Hippocampal specific elimination of Lphn2 expression impairs learning of temporal memory sequences but enhances long-term spatial memory. (A) Experimental strategy. The CA1 region of the hippocampus of newborn Lphn2 cKO mice was bilaterally injected with inactive (ΔCre) or active (Cre) Cre recombinase–expressing AAVs, and mice were analyzed behaviorally at 2–3 mo of age. (B) Design of the alternating water T-maze habit forming cognitive flexibility test. Mice were trained to first swim into the right arm of a water T-maze and then after a 30-s delay into the left arm (5 d of training with four trials daily). (C) Summary plots (left) and graphs (right; averaged across all trials) of the time to platform during the first T-maze swim. (D) Summary plots (left) and graphs (center; averaged across all trials) of the time to platform and directional error rate (right; averaged across all trials) during the second swim (n = 9 littermate mice at P60–90).
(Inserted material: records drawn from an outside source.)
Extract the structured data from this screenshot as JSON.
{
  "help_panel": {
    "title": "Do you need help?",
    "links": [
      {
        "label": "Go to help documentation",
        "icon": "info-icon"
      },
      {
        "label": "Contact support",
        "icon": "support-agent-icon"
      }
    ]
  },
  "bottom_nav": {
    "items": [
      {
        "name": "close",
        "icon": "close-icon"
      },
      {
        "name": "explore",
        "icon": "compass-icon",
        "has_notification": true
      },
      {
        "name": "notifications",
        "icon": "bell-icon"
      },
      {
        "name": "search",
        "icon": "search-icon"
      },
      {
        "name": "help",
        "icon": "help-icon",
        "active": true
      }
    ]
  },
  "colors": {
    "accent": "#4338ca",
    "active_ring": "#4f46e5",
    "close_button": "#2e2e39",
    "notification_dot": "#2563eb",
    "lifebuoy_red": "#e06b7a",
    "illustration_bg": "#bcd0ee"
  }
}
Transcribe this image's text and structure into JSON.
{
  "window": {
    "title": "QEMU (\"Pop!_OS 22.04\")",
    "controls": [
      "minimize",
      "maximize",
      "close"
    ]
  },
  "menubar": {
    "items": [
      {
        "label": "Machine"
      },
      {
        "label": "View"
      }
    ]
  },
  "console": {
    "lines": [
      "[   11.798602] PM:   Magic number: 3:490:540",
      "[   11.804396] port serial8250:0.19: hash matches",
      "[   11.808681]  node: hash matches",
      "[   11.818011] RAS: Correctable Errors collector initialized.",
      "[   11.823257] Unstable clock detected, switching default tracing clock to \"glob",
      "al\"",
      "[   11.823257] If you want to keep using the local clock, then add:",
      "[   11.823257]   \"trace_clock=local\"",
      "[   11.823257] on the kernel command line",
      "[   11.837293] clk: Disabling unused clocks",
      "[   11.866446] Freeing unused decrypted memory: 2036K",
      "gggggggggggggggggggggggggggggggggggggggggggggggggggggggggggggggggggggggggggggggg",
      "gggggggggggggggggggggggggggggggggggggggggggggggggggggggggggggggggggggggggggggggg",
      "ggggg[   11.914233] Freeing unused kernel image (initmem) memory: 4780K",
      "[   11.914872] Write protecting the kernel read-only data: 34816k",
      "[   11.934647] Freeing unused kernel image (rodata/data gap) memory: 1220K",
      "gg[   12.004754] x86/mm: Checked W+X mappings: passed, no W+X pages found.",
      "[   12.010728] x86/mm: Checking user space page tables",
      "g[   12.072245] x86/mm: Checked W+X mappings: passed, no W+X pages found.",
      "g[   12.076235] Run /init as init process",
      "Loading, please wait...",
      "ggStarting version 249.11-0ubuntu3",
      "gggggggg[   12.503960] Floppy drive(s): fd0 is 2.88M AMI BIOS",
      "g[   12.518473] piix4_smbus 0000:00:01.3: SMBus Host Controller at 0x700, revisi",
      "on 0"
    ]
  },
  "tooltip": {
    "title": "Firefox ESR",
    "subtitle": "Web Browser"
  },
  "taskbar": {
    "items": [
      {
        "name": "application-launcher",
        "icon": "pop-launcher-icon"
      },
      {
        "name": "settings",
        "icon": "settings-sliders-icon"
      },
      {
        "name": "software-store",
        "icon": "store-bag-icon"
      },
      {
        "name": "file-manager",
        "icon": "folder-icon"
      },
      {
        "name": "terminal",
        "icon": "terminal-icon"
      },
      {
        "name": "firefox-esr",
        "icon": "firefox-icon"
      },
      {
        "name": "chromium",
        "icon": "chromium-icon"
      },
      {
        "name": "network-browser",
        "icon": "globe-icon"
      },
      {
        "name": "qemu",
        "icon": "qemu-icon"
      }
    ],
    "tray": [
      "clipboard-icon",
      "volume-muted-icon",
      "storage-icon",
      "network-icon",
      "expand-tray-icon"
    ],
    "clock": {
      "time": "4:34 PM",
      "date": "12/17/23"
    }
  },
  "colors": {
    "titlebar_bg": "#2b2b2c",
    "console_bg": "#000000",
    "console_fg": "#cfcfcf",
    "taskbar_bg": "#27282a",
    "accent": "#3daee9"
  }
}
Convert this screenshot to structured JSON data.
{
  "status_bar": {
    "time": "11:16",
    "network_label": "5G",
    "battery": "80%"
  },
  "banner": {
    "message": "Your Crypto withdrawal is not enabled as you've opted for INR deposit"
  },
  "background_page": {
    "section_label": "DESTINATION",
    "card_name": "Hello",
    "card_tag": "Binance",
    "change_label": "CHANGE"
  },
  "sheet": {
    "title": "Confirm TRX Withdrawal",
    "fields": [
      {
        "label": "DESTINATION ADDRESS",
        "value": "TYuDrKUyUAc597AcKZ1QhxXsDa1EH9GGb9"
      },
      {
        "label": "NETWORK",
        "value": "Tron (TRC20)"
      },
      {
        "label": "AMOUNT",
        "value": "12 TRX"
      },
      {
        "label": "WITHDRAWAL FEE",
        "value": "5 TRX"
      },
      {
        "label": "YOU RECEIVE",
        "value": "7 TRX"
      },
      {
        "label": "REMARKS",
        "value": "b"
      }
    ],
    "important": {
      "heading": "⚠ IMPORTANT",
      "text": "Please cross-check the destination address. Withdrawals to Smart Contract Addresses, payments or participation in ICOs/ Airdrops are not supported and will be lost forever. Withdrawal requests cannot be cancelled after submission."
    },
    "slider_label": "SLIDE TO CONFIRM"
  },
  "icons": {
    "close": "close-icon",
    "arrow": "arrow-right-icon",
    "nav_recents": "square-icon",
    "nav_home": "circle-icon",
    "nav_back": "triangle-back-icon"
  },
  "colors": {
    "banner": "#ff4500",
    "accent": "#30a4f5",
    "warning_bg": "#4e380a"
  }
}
Summary plots: statistical analyses were performed using repeated-measure ANOVA with post hoc comparisons. Summary graphs: statistical analyses were performed using Student’s t test. (E) Design of the water T-maze cognitive flexibility test. Same as B, but directions were randomly altered between trials. (F) Representative mouse paths during the second swim recorded using video tracking software. (G) Summary plots (left) and graphs (right; averaged across all trials) of the time to platform during the first T-maze swim. (H) Summary plots (left) and graphs (center; averaged across all trials) of the time to platform and directional error rate (right; averaged across all trials) during the second swim. (n = 10 ΔCre and 10 Cre mice; P60–90). Summary plots: statistical analyses were performed using repeated-measure ANOVA with post hoc comparisons. Summary graphs: statistical analyses were performed using Student’s t test. (I) Experimental design of the Barnes maze test. (J) Summary plot (left) and graph of the target-hole learning rate, calculated as the slope of a fitted linear regression. (K) Summary graph of the target-hole memory at 1 and 14 d after training, analyzed in mice with AAV injections into the hippocampal CA1 region (n = 9 littermate mice; P60–90). Statistical analyses were performed using Student’s t test. Plots and graphs shown are means ± SEM. *, P < 0.05; **, P < 0.01; ***, P < 0.001.